Why eAG May Not Match Your Meter Average
One common source of confusion: the eAG on your lab report probably won’t match the average glucose displayed on your meter or CGM app. That’s normal, and it doesn’t mean either number is wrong.
Your meter average only reflects the moments you actually checked. Most people test more often when blood sugar is likely to be lower, such as first thing in the morning or right before meals, and less often after meals when glucose spikes. That skews your meter average downward. The eAG, by contrast, represents your glucose levels around the clock, including the post-meal highs you may rarely catch with fingersticks. If you use a CGM that samples every few minutes, the gap between your CGM average and eAG will typically be much smaller.

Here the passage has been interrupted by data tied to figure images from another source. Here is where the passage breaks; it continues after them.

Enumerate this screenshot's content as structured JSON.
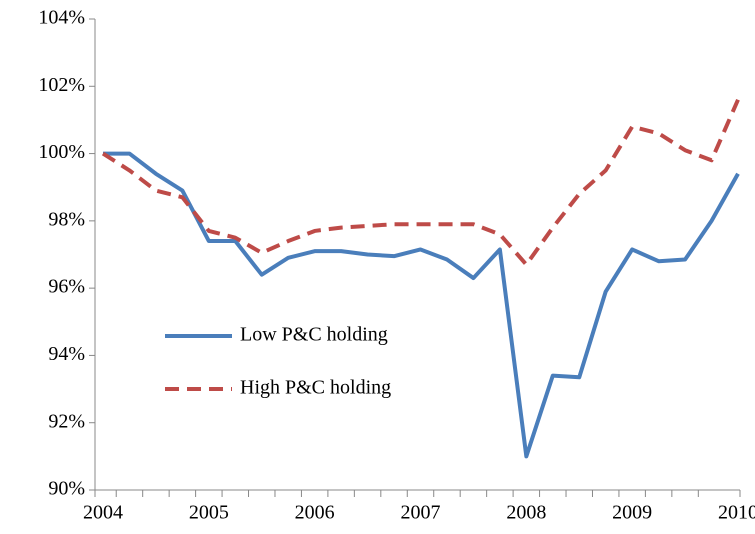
{
  "chart_data": {
    "type": "line",
    "categories": [
      "2004",
      null,
      null,
      null,
      "2005",
      null,
      null,
      null,
      "2006",
      null,
      null,
      null,
      "2007",
      null,
      null,
      null,
      "2008",
      null,
      null,
      null,
      "2009",
      null,
      null,
      null,
      "2010"
    ],
    "series": [
      {
        "name": "Low P&C holding",
        "color": "#4a7ebb",
        "dash": "solid",
        "values": [
          100,
          100,
          99.4,
          98.9,
          97.4,
          97.4,
          96.4,
          96.9,
          97.1,
          97.1,
          97.0,
          96.95,
          97.15,
          96.85,
          96.3,
          97.15,
          91.0,
          93.4,
          93.35,
          95.9,
          97.15,
          96.8,
          96.85,
          98.0,
          99.4
        ]
      },
      {
        "name": "High P&C holding",
        "color": "#be4b48",
        "dash": "dashed",
        "values": [
          100,
          99.5,
          98.9,
          98.7,
          97.7,
          97.5,
          97.05,
          97.4,
          97.7,
          97.8,
          97.85,
          97.9,
          97.9,
          97.9,
          97.9,
          97.6,
          96.7,
          97.8,
          98.8,
          99.5,
          100.8,
          100.6,
          100.1,
          99.8,
          101.6
        ]
      }
    ],
    "ylim": [
      90,
      104
    ],
    "yticks": [
      {
        "value": 90,
        "label": "90%"
      },
      {
        "value": 92,
        "label": "92%"
      },
      {
        "value": 94,
        "label": "94%"
      },
      {
        "value": 96,
        "label": "96%"
      },
      {
        "value": 98,
        "label": "98%"
      },
      {
        "value": 100,
        "label": "100%"
      },
      {
        "value": 102,
        "label": "102%"
      },
      {
        "value": 104,
        "label": "104%"
      }
    ],
    "grid": false,
    "legend": "left"
  }
}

When the Numbers Can Be Misleading
Because A1c depends on hemoglobin inside red blood cells, anything that changes your hemoglobin or shortens the lifespan of your red blood cells can throw off the result, and since eAG is calculated directly from A1c, both numbers shift together.

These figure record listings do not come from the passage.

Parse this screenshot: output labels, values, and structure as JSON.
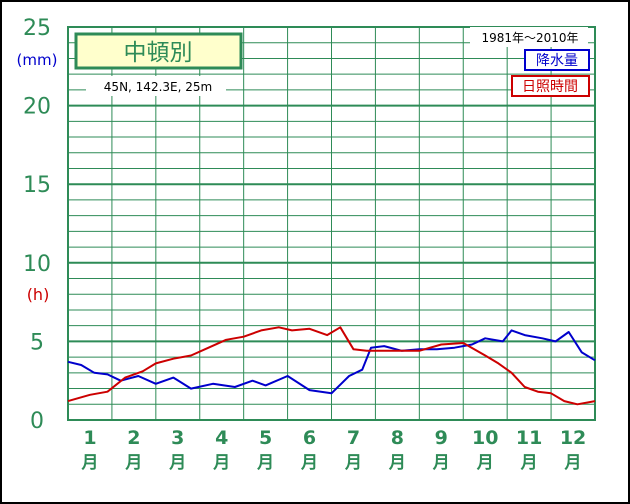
{
  "chart_data": {
    "type": "line",
    "title": "中頓別",
    "location": "45N, 142.3E, 25m",
    "period": "1981年〜2010年",
    "y_units": {
      "precip": "(mm)",
      "sun": "(h)"
    },
    "y_ticks": [
      0,
      5,
      10,
      15,
      20,
      25
    ],
    "ylim": [
      0,
      25
    ],
    "months": [
      "1",
      "2",
      "3",
      "4",
      "5",
      "6",
      "7",
      "8",
      "9",
      "10",
      "11",
      "12"
    ],
    "month_suffix": "月",
    "grid": true,
    "legend_position": "top-right",
    "series": [
      {
        "name": "降水量",
        "color": "#0000cc",
        "x": [
          0.0,
          0.3,
          0.6,
          0.9,
          1.2,
          1.6,
          2.0,
          2.4,
          2.8,
          3.3,
          3.8,
          4.2,
          4.5,
          5.0,
          5.5,
          6.0,
          6.4,
          6.7,
          6.9,
          7.2,
          7.6,
          8.0,
          8.4,
          8.8,
          9.2,
          9.5,
          9.9,
          10.1,
          10.4,
          10.8,
          11.1,
          11.4,
          11.7,
          12.0
        ],
        "values": [
          3.7,
          3.5,
          3.0,
          2.9,
          2.5,
          2.8,
          2.3,
          2.7,
          2.0,
          2.3,
          2.1,
          2.5,
          2.2,
          2.8,
          1.9,
          1.7,
          2.8,
          3.2,
          4.6,
          4.7,
          4.4,
          4.5,
          4.5,
          4.6,
          4.8,
          5.2,
          5.0,
          5.7,
          5.4,
          5.2,
          5.0,
          5.6,
          4.3,
          3.8
        ]
      },
      {
        "name": "日照時間",
        "color": "#cc0000",
        "x": [
          0.0,
          0.5,
          0.9,
          1.3,
          1.7,
          2.0,
          2.4,
          2.8,
          3.2,
          3.6,
          4.0,
          4.4,
          4.8,
          5.1,
          5.5,
          5.9,
          6.2,
          6.5,
          6.8,
          7.2,
          7.6,
          8.0,
          8.5,
          9.0,
          9.5,
          9.8,
          10.1,
          10.4,
          10.7,
          11.0,
          11.3,
          11.6,
          12.0
        ],
        "values": [
          1.2,
          1.6,
          1.8,
          2.7,
          3.1,
          3.6,
          3.9,
          4.1,
          4.6,
          5.1,
          5.3,
          5.7,
          5.9,
          5.7,
          5.8,
          5.4,
          5.9,
          4.5,
          4.4,
          4.4,
          4.4,
          4.4,
          4.8,
          4.9,
          4.1,
          3.6,
          3.0,
          2.1,
          1.8,
          1.7,
          1.2,
          1.0,
          1.2
        ]
      }
    ]
  }
}
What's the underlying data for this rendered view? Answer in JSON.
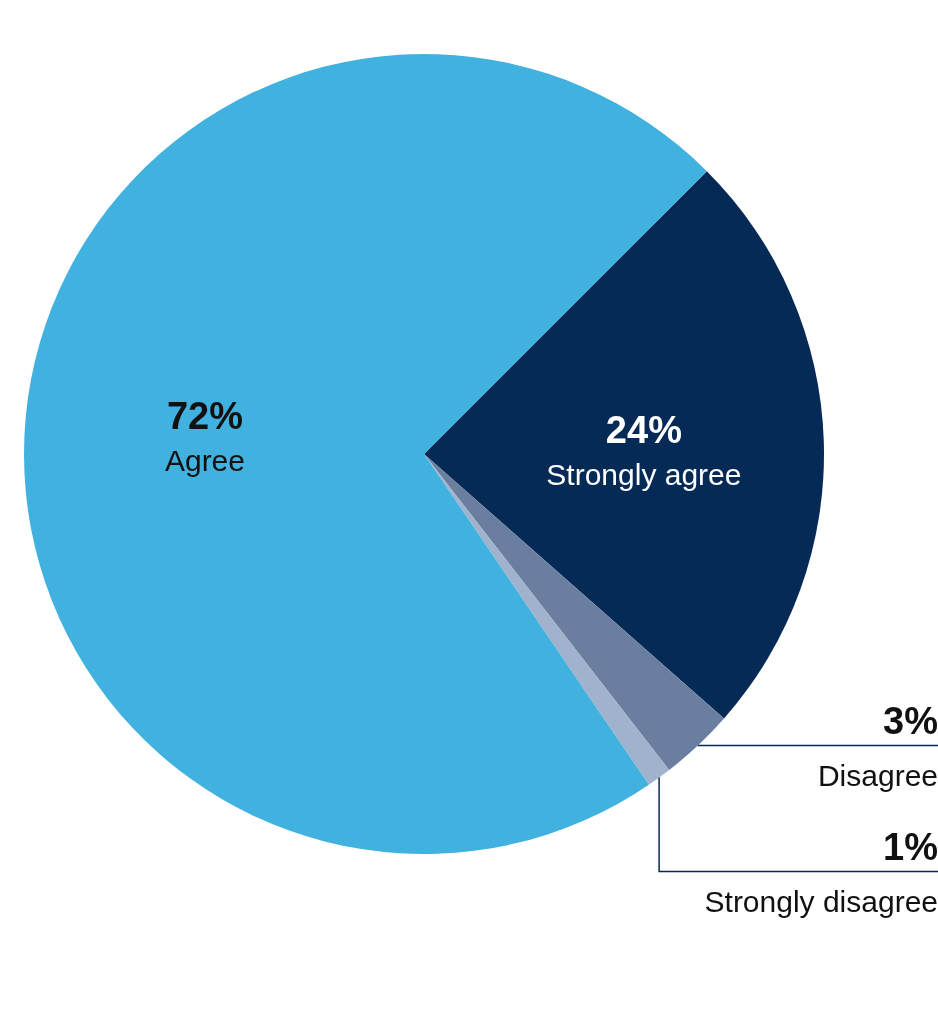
{
  "chart_data": {
    "type": "pie",
    "categories": [
      "Strongly agree",
      "Disagree",
      "Strongly disagree",
      "Agree"
    ],
    "values": [
      24,
      3,
      1,
      72
    ],
    "colors": [
      "#062a56",
      "#6a7fa0",
      "#a0b2cc",
      "#41b1e0"
    ],
    "value_labels": [
      "24%",
      "3%",
      "1%",
      "72%"
    ]
  }
}
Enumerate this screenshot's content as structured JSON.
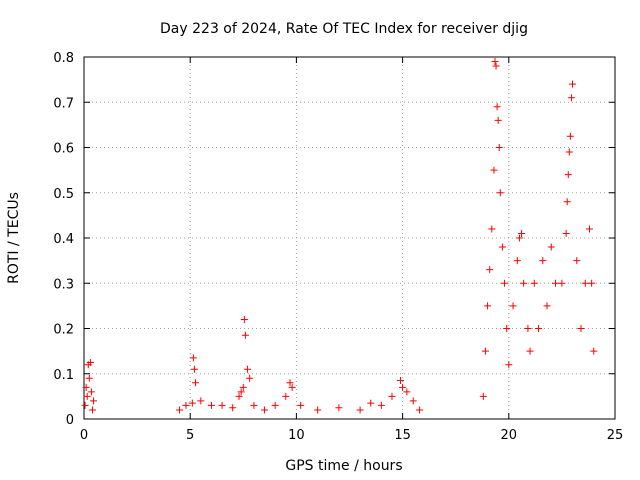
{
  "chart_data": {
    "type": "scatter",
    "title": "Day 223 of 2024, Rate Of TEC Index for receiver djig",
    "xlabel": "GPS time / hours",
    "ylabel": "ROTI / TECUs",
    "xlim": [
      0,
      25
    ],
    "ylim": [
      0,
      0.8
    ],
    "x_ticks": [
      "0",
      "5",
      "10",
      "15",
      "20",
      "25"
    ],
    "y_ticks": [
      "0",
      "0.1",
      "0.2",
      "0.3",
      "0.4",
      "0.5",
      "0.6",
      "0.7",
      "0.8"
    ],
    "grid": true,
    "marker": "+",
    "color": "#ff0000",
    "series": [
      {
        "values": [
          [
            0.05,
            0.03
          ],
          [
            0.1,
            0.07
          ],
          [
            0.15,
            0.05
          ],
          [
            0.2,
            0.12
          ],
          [
            0.25,
            0.09
          ],
          [
            0.3,
            0.125
          ],
          [
            0.35,
            0.06
          ],
          [
            0.4,
            0.02
          ],
          [
            0.45,
            0.04
          ],
          [
            4.5,
            0.02
          ],
          [
            4.8,
            0.03
          ],
          [
            5.1,
            0.035
          ],
          [
            5.15,
            0.135
          ],
          [
            5.2,
            0.11
          ],
          [
            5.25,
            0.08
          ],
          [
            5.5,
            0.04
          ],
          [
            6.0,
            0.03
          ],
          [
            6.5,
            0.03
          ],
          [
            7.0,
            0.025
          ],
          [
            7.3,
            0.05
          ],
          [
            7.4,
            0.06
          ],
          [
            7.5,
            0.07
          ],
          [
            7.55,
            0.22
          ],
          [
            7.6,
            0.185
          ],
          [
            7.7,
            0.11
          ],
          [
            7.8,
            0.09
          ],
          [
            8.0,
            0.03
          ],
          [
            8.5,
            0.02
          ],
          [
            9.0,
            0.03
          ],
          [
            9.5,
            0.05
          ],
          [
            9.7,
            0.08
          ],
          [
            9.8,
            0.07
          ],
          [
            10.2,
            0.03
          ],
          [
            11.0,
            0.02
          ],
          [
            12.0,
            0.025
          ],
          [
            13.0,
            0.02
          ],
          [
            13.5,
            0.035
          ],
          [
            14.0,
            0.03
          ],
          [
            14.5,
            0.05
          ],
          [
            14.9,
            0.085
          ],
          [
            15.0,
            0.07
          ],
          [
            15.2,
            0.06
          ],
          [
            15.5,
            0.04
          ],
          [
            15.8,
            0.02
          ],
          [
            18.8,
            0.05
          ],
          [
            18.9,
            0.15
          ],
          [
            19.0,
            0.25
          ],
          [
            19.1,
            0.33
          ],
          [
            19.2,
            0.42
          ],
          [
            19.3,
            0.55
          ],
          [
            19.35,
            0.79
          ],
          [
            19.4,
            0.78
          ],
          [
            19.45,
            0.69
          ],
          [
            19.5,
            0.66
          ],
          [
            19.55,
            0.6
          ],
          [
            19.6,
            0.5
          ],
          [
            19.7,
            0.38
          ],
          [
            19.8,
            0.3
          ],
          [
            19.9,
            0.2
          ],
          [
            20.0,
            0.12
          ],
          [
            20.2,
            0.25
          ],
          [
            20.4,
            0.35
          ],
          [
            20.5,
            0.4
          ],
          [
            20.6,
            0.41
          ],
          [
            20.7,
            0.3
          ],
          [
            20.9,
            0.2
          ],
          [
            21.0,
            0.15
          ],
          [
            21.2,
            0.3
          ],
          [
            21.4,
            0.2
          ],
          [
            21.6,
            0.35
          ],
          [
            21.8,
            0.25
          ],
          [
            22.0,
            0.38
          ],
          [
            22.2,
            0.3
          ],
          [
            22.5,
            0.3
          ],
          [
            22.7,
            0.41
          ],
          [
            22.75,
            0.48
          ],
          [
            22.8,
            0.54
          ],
          [
            22.85,
            0.59
          ],
          [
            22.9,
            0.625
          ],
          [
            22.95,
            0.71
          ],
          [
            23.0,
            0.74
          ],
          [
            23.2,
            0.35
          ],
          [
            23.4,
            0.2
          ],
          [
            23.6,
            0.3
          ],
          [
            23.8,
            0.42
          ],
          [
            23.9,
            0.3
          ],
          [
            24.0,
            0.15
          ]
        ]
      }
    ]
  }
}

Conditions that can cause a falsely low A1c include sickle cell disease, other hemoglobin variants (like hemoglobin C), thalassemia, and certain anemias where red blood cells are destroyed faster than normal. When red blood cells don’t survive as long, there’s less time for glucose to accumulate on them, making blood sugar appear better controlled than it actually is. Heavy or recent blood loss and blood transfusions can have similar effects.
Falsely high readings are less common but can occur with iron deficiency anemia (where red blood cells live longer than usual) or in people with elevated levels of fetal hemoglobin, which can result from conditions like leukemia or a hereditary trait. Pregnancy also affects red blood cell turnover in ways that can make A1c unreliable, particularly in the second and third trimesters.

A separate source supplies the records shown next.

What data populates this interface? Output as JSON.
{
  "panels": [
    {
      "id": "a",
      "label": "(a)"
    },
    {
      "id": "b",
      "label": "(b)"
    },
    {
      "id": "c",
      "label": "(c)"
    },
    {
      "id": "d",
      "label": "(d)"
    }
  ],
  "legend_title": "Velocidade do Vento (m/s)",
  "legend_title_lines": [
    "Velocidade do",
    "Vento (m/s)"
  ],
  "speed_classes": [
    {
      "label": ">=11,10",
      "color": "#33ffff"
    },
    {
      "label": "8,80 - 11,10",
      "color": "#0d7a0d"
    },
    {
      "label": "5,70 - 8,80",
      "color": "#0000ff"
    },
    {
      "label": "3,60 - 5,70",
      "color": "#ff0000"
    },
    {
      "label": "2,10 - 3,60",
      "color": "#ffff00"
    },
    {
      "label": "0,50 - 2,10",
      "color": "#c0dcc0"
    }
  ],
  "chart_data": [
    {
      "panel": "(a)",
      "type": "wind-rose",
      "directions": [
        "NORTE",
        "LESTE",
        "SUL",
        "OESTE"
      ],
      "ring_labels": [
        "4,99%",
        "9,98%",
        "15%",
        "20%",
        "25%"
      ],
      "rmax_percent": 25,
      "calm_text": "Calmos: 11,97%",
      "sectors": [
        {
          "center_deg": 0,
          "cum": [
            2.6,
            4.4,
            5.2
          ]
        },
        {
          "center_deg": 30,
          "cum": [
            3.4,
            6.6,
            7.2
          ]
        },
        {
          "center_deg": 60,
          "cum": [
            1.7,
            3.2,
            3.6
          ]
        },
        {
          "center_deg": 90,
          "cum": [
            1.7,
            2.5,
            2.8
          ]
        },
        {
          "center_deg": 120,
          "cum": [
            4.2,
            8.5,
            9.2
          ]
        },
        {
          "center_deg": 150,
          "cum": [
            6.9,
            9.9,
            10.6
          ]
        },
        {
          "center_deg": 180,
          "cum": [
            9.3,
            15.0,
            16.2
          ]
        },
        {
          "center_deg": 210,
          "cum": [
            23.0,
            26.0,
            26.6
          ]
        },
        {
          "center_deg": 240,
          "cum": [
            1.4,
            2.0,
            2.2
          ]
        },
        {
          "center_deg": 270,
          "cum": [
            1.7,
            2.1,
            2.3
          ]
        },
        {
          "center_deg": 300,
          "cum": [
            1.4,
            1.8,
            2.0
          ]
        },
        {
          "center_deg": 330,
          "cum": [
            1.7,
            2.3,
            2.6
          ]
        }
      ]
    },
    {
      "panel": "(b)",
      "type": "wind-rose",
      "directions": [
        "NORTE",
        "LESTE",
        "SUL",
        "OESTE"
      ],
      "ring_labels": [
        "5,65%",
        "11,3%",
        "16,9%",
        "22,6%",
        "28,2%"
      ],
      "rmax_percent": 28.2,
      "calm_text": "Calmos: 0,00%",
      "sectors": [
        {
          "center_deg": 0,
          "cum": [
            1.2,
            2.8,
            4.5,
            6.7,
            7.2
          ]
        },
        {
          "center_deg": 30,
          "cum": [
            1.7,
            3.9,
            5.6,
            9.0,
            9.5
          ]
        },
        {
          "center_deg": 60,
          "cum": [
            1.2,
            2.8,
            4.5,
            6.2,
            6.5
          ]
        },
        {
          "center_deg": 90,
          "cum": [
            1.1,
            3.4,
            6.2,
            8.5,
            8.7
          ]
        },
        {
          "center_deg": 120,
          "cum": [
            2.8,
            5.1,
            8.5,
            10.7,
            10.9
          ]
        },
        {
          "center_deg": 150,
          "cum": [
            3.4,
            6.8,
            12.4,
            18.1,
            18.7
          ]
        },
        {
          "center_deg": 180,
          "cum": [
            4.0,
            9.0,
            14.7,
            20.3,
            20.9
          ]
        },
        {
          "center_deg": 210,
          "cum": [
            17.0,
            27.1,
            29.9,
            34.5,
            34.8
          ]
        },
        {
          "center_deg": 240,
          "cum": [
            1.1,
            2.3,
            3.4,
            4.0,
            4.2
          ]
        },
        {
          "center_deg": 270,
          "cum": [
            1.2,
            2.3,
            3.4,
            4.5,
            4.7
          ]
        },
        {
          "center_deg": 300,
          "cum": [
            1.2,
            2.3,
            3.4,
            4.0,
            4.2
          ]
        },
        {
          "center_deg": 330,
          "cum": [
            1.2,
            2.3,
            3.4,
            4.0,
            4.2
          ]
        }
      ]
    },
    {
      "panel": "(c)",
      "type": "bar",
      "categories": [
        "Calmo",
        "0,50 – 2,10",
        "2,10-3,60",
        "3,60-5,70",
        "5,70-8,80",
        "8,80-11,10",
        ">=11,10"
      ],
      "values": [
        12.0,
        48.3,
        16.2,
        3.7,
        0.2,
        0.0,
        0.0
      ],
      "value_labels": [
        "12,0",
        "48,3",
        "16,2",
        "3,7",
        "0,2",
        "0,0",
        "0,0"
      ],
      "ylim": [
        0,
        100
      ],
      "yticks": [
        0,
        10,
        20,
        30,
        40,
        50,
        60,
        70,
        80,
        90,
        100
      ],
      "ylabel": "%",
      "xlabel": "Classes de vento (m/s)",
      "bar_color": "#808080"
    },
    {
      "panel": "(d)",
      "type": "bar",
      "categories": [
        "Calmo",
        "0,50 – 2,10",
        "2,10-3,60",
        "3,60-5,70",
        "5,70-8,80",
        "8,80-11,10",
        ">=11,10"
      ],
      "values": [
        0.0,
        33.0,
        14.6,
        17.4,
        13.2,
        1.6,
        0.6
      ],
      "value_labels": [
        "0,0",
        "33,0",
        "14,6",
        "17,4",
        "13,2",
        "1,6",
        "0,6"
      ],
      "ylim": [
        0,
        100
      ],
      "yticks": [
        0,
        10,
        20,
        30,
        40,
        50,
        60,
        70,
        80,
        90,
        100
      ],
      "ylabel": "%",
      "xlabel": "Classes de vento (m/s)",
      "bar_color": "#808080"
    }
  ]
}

In any of these situations, your provider may rely on alternative markers of blood sugar control, such as fructosamine or glycated albumin, which reflect shorter time windows and aren’t affected by red blood cell lifespan.
How to Use Both Numbers
Think of A1c as the big-picture score and eAG as the translation into everyday language. If your A1c is 7.5% and your eAG is 169 mg/dL, that tells you your blood sugar has been averaging around 169 over the past three months. You can then compare that to the readings you see on your meter and ask: where are the gaps? If your fasting numbers look fine but your eAG is higher than expected, post-meal spikes or overnight highs you aren’t catching could be the culprit.
Tracking A1c and eAG over multiple lab visits also shows trends. A drop from an eAG of 183 to 154 mg/dL means your A1c went from 8% to 7%, a meaningful improvement that lowers the risk of long-term complications. Seeing that change in glucose units rather than abstract percentages makes the progress feel more concrete and easier to connect to daily choices.